Loin des regards : Le crime ne plaît pas
A mi-chemin entre le film d’action et la comédie romantique, Loin des regards démontre enfin que le réalisateur de Sex, Lies and Videotapes, STEVEN SODERBERGH, n’était pas l’homme d’un seul film.
Alors qu’on ne l’attendait plus, dix ans après avoir remporté la Palme d’or à Cannes avec Sex, Lies and Videotapes, Steven Soderbergh sort finalement de l’ombre avec un premier long métrage grand public. Cependant, on est à mille lieues des histoires tordues et de la perversité qui baignait son premier film. Pour sa grande rentrée hollywoodienne, Soderbergh a plutôt choisi d’exploiter un filon plus conventionnel, celui des amours impossibles sur fond de drame policier.
Braqueur de banque de style gentleman cambrioleur, Jack Foley (George Clooney) se retrouve derrière les barreaux suite à une horrible malchance. Fourbe jusqu’au bout des ongles, il profitera de l’évasion de quelques-uns de ses collègues cubains pour recouvrer sa liberté. Malheureusement pour lui, si son copain Buddy (Ving Rhames) est bien là à l’attendre, la présence fortuite d’une agente du FBI sur les lieux de l’évasion compliquera légèrement l’opération. Et c’est coincé dans le coffre d’une voiture que Foley fera la connaissance de l’agente Karen Sisco, personnifiée par la sémillante Jennifer Lopez, qu’on avait pu voir dans le rôle principal de Selena.

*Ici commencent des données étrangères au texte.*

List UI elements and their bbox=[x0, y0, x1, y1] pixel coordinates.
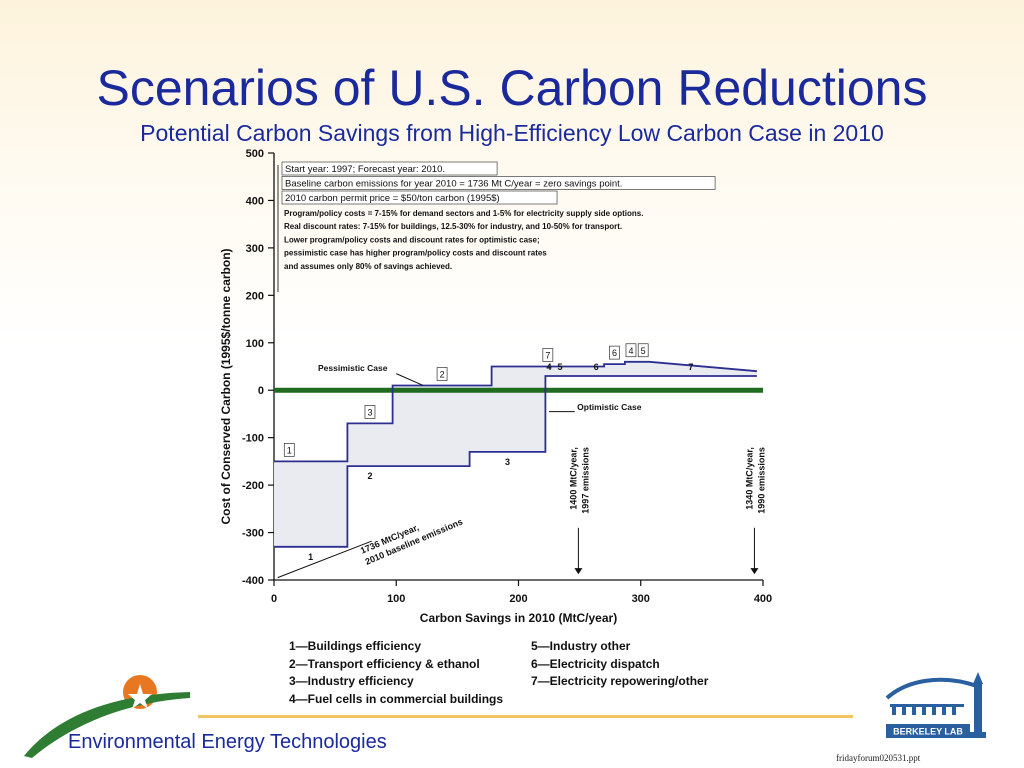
y-tick-label: 400 bbox=[246, 195, 264, 207]
info-box-frame bbox=[281, 190, 558, 205]
legend-item: 4—Fuel cells in commercial buildings bbox=[289, 691, 504, 706]
x-tick-label: 0 bbox=[271, 593, 277, 605]
optimistic-step-label: 7 bbox=[545, 351, 550, 361]
legend-item: 3—Industry efficiency bbox=[289, 674, 414, 688]
slide-subtitle: Potential Carbon Savings from High-Effic… bbox=[140, 120, 884, 146]
legend-item: 6—Electricity dispatch bbox=[531, 656, 660, 671]
y-tick-label: 100 bbox=[246, 338, 264, 350]
lab-name-plate bbox=[886, 724, 970, 738]
lab-building-icon bbox=[885, 677, 978, 700]
legend-item: 5—Industry other bbox=[531, 639, 631, 653]
optimistic-step-label: 2 bbox=[440, 369, 445, 379]
optimistic-step-box bbox=[637, 343, 649, 358]
y-tick-label: 200 bbox=[246, 290, 264, 302]
file-name: fridayforum020531.ppt bbox=[836, 753, 921, 763]
chart-note-line: and assumes only 80% of savings achieved… bbox=[284, 262, 452, 271]
y-tick-label: -400 bbox=[242, 575, 264, 587]
lab-name: BERKELEY LAB bbox=[893, 727, 963, 737]
legend-item: 1—Buildings efficiency bbox=[289, 639, 422, 653]
optimistic-step-box bbox=[364, 405, 376, 419]
y-tick-label: -300 bbox=[242, 528, 264, 540]
pessimistic-arrow bbox=[396, 373, 424, 386]
y-tick-label: 500 bbox=[246, 148, 264, 160]
optimistic-step-box bbox=[625, 343, 637, 358]
savings-range-area bbox=[274, 361, 757, 547]
emissions-1990-label-line: 1990 emissions bbox=[756, 447, 766, 514]
chart-note-line: Real discount rates: 7-15% for buildings… bbox=[284, 222, 622, 231]
optimistic-step-box bbox=[609, 345, 620, 360]
emissions-1990-label-arrow-head bbox=[750, 568, 759, 575]
footer-divider bbox=[198, 715, 853, 718]
optimistic-series-line bbox=[274, 360, 757, 463]
swoosh-icon bbox=[24, 692, 190, 758]
legend-item: 7—Electricity repowering/other bbox=[531, 674, 709, 688]
legend-column-right: 5—Industry other 6—Electricity dispatch … bbox=[531, 638, 708, 691]
pessimistic-step-label: 7 bbox=[688, 362, 693, 372]
optimistic-step-label: 3 bbox=[367, 407, 372, 417]
optimistic-case-label: Optimistic Case bbox=[577, 402, 642, 412]
x-axis-label: Carbon Savings in 2010 (MtC/year) bbox=[420, 611, 617, 625]
optimistic-step-box bbox=[436, 367, 448, 381]
y-tick-label: -100 bbox=[242, 433, 264, 445]
y-tick-label: 300 bbox=[246, 243, 264, 255]
lab-base-bar bbox=[970, 732, 986, 738]
y-axis-label: Cost of Conserved Carbon (1995$/tonne ca… bbox=[219, 248, 233, 524]
chart-note-line: Program/policy costs = 7-15% for demand … bbox=[284, 209, 643, 218]
colonnade-icon bbox=[890, 672, 983, 732]
org-name: Environmental Energy Technologies bbox=[68, 731, 387, 753]
legend-item: 2—Transport efficiency & ethanol bbox=[289, 656, 480, 671]
pessimistic-step-label: 1 bbox=[308, 552, 313, 562]
eet-swoosh-logo bbox=[24, 675, 190, 758]
info-box-line: 2010 carbon permit price = $50/ton carbo… bbox=[285, 193, 500, 204]
emissions-1997-label-arrow-head bbox=[574, 568, 583, 575]
pessimistic-series-line bbox=[274, 375, 757, 548]
x-tick-label: 200 bbox=[509, 593, 527, 605]
optimistic-step-box bbox=[283, 443, 295, 457]
pessimistic-step-label: 6 bbox=[594, 362, 599, 372]
pessimistic-step-label: 3 bbox=[505, 457, 510, 467]
savings-area-layer bbox=[274, 361, 757, 547]
info-box-frame bbox=[281, 161, 498, 176]
emissions-1997-label: 1400 MtC/year, 1997 emissions bbox=[568, 447, 590, 514]
series-lines-layer bbox=[274, 343, 763, 548]
optimistic-step-label: 5 bbox=[641, 346, 646, 356]
x-tick-label: 400 bbox=[754, 593, 772, 605]
emissions-1997-label-line: 1997 emissions bbox=[580, 447, 590, 514]
info-box-line: Baseline carbon emissions for year 2010 … bbox=[285, 179, 622, 190]
chart-note-line: Lower program/policy costs and discount … bbox=[284, 235, 540, 244]
pessimistic-step-label: 2 bbox=[367, 471, 372, 481]
slide-title: Scenarios of U.S. Carbon Reductions bbox=[96, 60, 928, 116]
pessimistic-case-label: Pessimistic Case bbox=[318, 363, 388, 373]
baseline-emissions-label: 1736 MtC/year,2010 baseline emissions bbox=[359, 505, 464, 566]
emissions-1990-label-line: 1340 MtC/year, bbox=[744, 447, 754, 510]
chart-note-line: pessimistic case has higher program/poli… bbox=[284, 249, 547, 258]
optimistic-step-label: 4 bbox=[628, 346, 633, 356]
y-tick-label: 0 bbox=[258, 385, 264, 397]
x-tick-label: 100 bbox=[387, 593, 405, 605]
x-tick-label: 300 bbox=[632, 593, 650, 605]
emissions-1997-label-line: 1400 MtC/year, bbox=[568, 447, 578, 510]
info-box-line: Start year: 1997; Forecast year: 2010. bbox=[285, 164, 445, 175]
star-icon bbox=[128, 684, 152, 709]
optimistic-step-label: 1 bbox=[287, 445, 292, 455]
pessimistic-step-label: 4 bbox=[547, 362, 552, 372]
optimistic-step-box bbox=[542, 348, 554, 362]
legend-column-left: 1—Buildings efficiency 2—Transport effic… bbox=[289, 638, 503, 708]
pessimistic-step-label: 5 bbox=[558, 362, 563, 372]
berkeley-lab-logo: BERKELEY LAB bbox=[885, 672, 986, 738]
baseline-arrow bbox=[277, 540, 372, 579]
info-box-frame bbox=[281, 176, 716, 190]
y-tick-label: -200 bbox=[242, 480, 264, 492]
emissions-1990-label: 1340 MtC/year, 1990 emissions bbox=[744, 447, 766, 514]
optimistic-step-label: 6 bbox=[612, 348, 617, 358]
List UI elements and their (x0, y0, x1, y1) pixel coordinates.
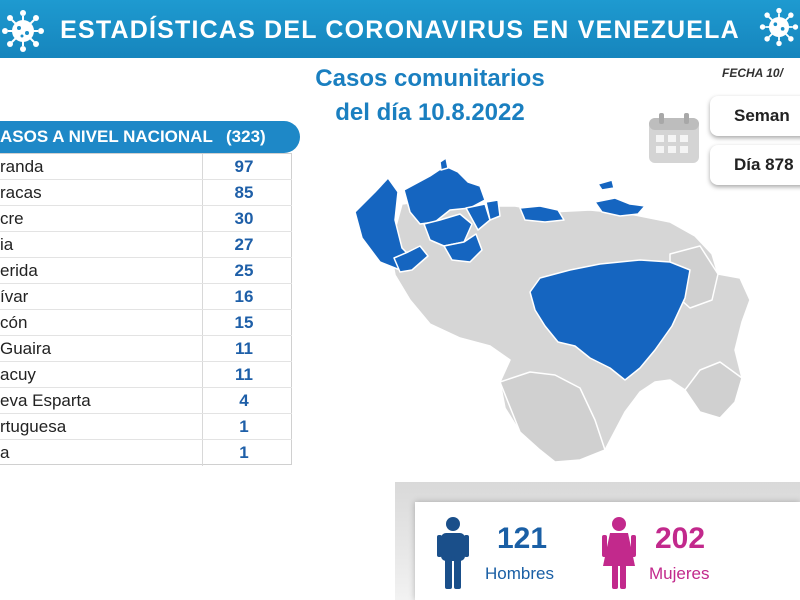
total-cases: (323) (226, 127, 266, 146)
virus-icon (759, 7, 799, 47)
women-count: 202 (655, 522, 706, 555)
table-row: eva Esparta 4 (0, 388, 292, 414)
state-name: cón (0, 313, 28, 332)
subtitle: Casos comunitarios del día 10.8.2022 (250, 62, 610, 130)
map-region-bolivar (529, 259, 691, 381)
subtitle-line-2: del día 10.8.2022 (335, 99, 525, 126)
men-label: Hombres (485, 564, 554, 583)
virus-icon (2, 10, 44, 52)
gender-panel: 121 Hombres 202 Mujeres (415, 502, 800, 600)
map-region (684, 361, 743, 419)
state-name: ívar (0, 287, 29, 306)
map-region-nueva-esparta (597, 179, 615, 191)
map-region-portuguesa (443, 233, 483, 263)
map-region-island (439, 157, 449, 171)
map-region (499, 371, 606, 463)
state-name: acuy (0, 365, 36, 384)
table-row: cón 15 (0, 310, 292, 336)
state-cases: 1 (239, 443, 249, 462)
state-name: rtuguesa (0, 417, 67, 436)
table-row: ívar 16 (0, 284, 292, 310)
state-cases: 1 (239, 417, 249, 436)
table-row: Guaira 11 (0, 336, 292, 362)
woman-icon (602, 517, 636, 589)
state-name: Guaira (0, 339, 52, 358)
table-row: acuy 11 (0, 362, 292, 388)
state-name: a (0, 443, 10, 462)
table-row: cre 30 (0, 206, 292, 232)
table-row: erida 25 (0, 258, 292, 284)
state-cases: 85 (234, 183, 254, 202)
cases-table-header: ASOS A NIVEL NACIONAL (323) (0, 121, 300, 153)
state-cases: 25 (234, 261, 254, 280)
state-name: cre (0, 209, 24, 228)
table-row: randa 97 (0, 154, 292, 180)
header-banner: ESTADÍSTICAS DEL CORONAVIRUS EN VENEZUEL… (0, 0, 800, 58)
date-label: FECHA 10/ (722, 66, 783, 80)
day-badge: Día 878 (710, 145, 800, 185)
map-region-merida (393, 245, 429, 273)
venezuela-map (354, 157, 751, 463)
state-cases: 16 (234, 287, 254, 306)
page-title: ESTADÍSTICAS DEL CORONAVIRUS EN VENEZUEL… (60, 16, 740, 44)
state-name: eva Esparta (0, 391, 91, 410)
map-region-carabobo (485, 199, 501, 221)
state-cases: 11 (235, 339, 253, 358)
state-name: racas (0, 183, 42, 202)
state-cases: 15 (234, 313, 254, 332)
state-name: randa (0, 157, 44, 176)
state-name: ia (0, 235, 14, 254)
women-label: Mujeres (649, 564, 710, 583)
state-cases: 30 (234, 209, 254, 228)
men-count: 121 (497, 522, 548, 555)
man-icon (437, 517, 469, 589)
table-row: ia 27 (0, 232, 292, 258)
cases-table: randa 97 racas 85 cre 30 ia 27 erida 25 ívar 1… (0, 153, 292, 466)
state-cases: 97 (234, 157, 254, 176)
table-row: racas 85 (0, 180, 292, 206)
table-row: rtuguesa 1 (0, 414, 292, 440)
state-cases: 4 (239, 391, 249, 410)
state-name: erida (0, 261, 38, 280)
map-region-sucre (594, 197, 646, 217)
state-cases: 27 (234, 235, 254, 254)
map-region-capital (519, 205, 565, 223)
state-cases: 11 (235, 365, 253, 384)
subtitle-line-1: Casos comunitarios (315, 65, 545, 92)
map-region-lara (423, 213, 473, 247)
week-badge: Seman (710, 96, 800, 136)
calendar-icon (649, 113, 699, 163)
table-header-label: ASOS A NIVEL NACIONAL (0, 127, 213, 146)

Il ne faut pas chercher dans les thèmes exploités de bien grandes innovations. Après tout, qu’une otage tombe amoureuse de son ravisseur ou que la vertueuse succombe au charme du méchant, il n’y a rien là de bien novateur. Mais tout est dans la manière de faire et Loin des regards, s’il ne s’agit pas d’un grand classique, est au demeurant une ouvre fort réussie. Adapté d’un roman d’Elmore Leonard, le scénario de Scott Frank (le même duo qui avait accouché de Get Shorty) est diablement efficace malgré la minceur du sujet. Surtout, les dialogues sont bien servis par la manière toute personnelle de Soderbergh de leur céder le plancher là où d’autres n’auraient trouvé que prétextes à d’interminables scènes d’action. On utilise bien, ici et là, quelques raccourcis, comme dans cette scène où Sisco et Foley évoquent certains classiques du cinéma, moyen un peu facile de justifier à l’avance un improbable coup de foudre, mais le scénario tient bien la route, solidement appuyé par une trame sonore qui, quoiqu’omniprésente, sait demeurer à sa place. Cependant, bien qu’appropriée dans la majeure partie du film, la structure en flash-back en perturbe à l’occasion la compréhension.
Déformation professionnelle, réminiscence de son premier film, le réalisateur ajoute sa touche esthétique avec sa panoplie d’effets «vidéo», arrêts sur image et autres séquences filmées «maladroitement» à la façon de la vidéo amateur.
Les détracteurs de George Clooney devront prendre leur mal en patience: dans un rôle qui lui sied parfaitement, l’acteur se tire admirablement d’affaire, tout comme Jennifer Lopez. Et, ce qui ne gâche rien, le choix du reste de la distribution est tout aussi judicieux, des seconds rôles jusqu’aux caméos de Michael Keaton et Samuel L. Jackson.
D’accord, Loin des regards n’est peut-être pas le film de l’année, mais il s’agit néanmoins d’une ouvre qui tombe à point au milieu des sempiternels films catastrophe de l’été.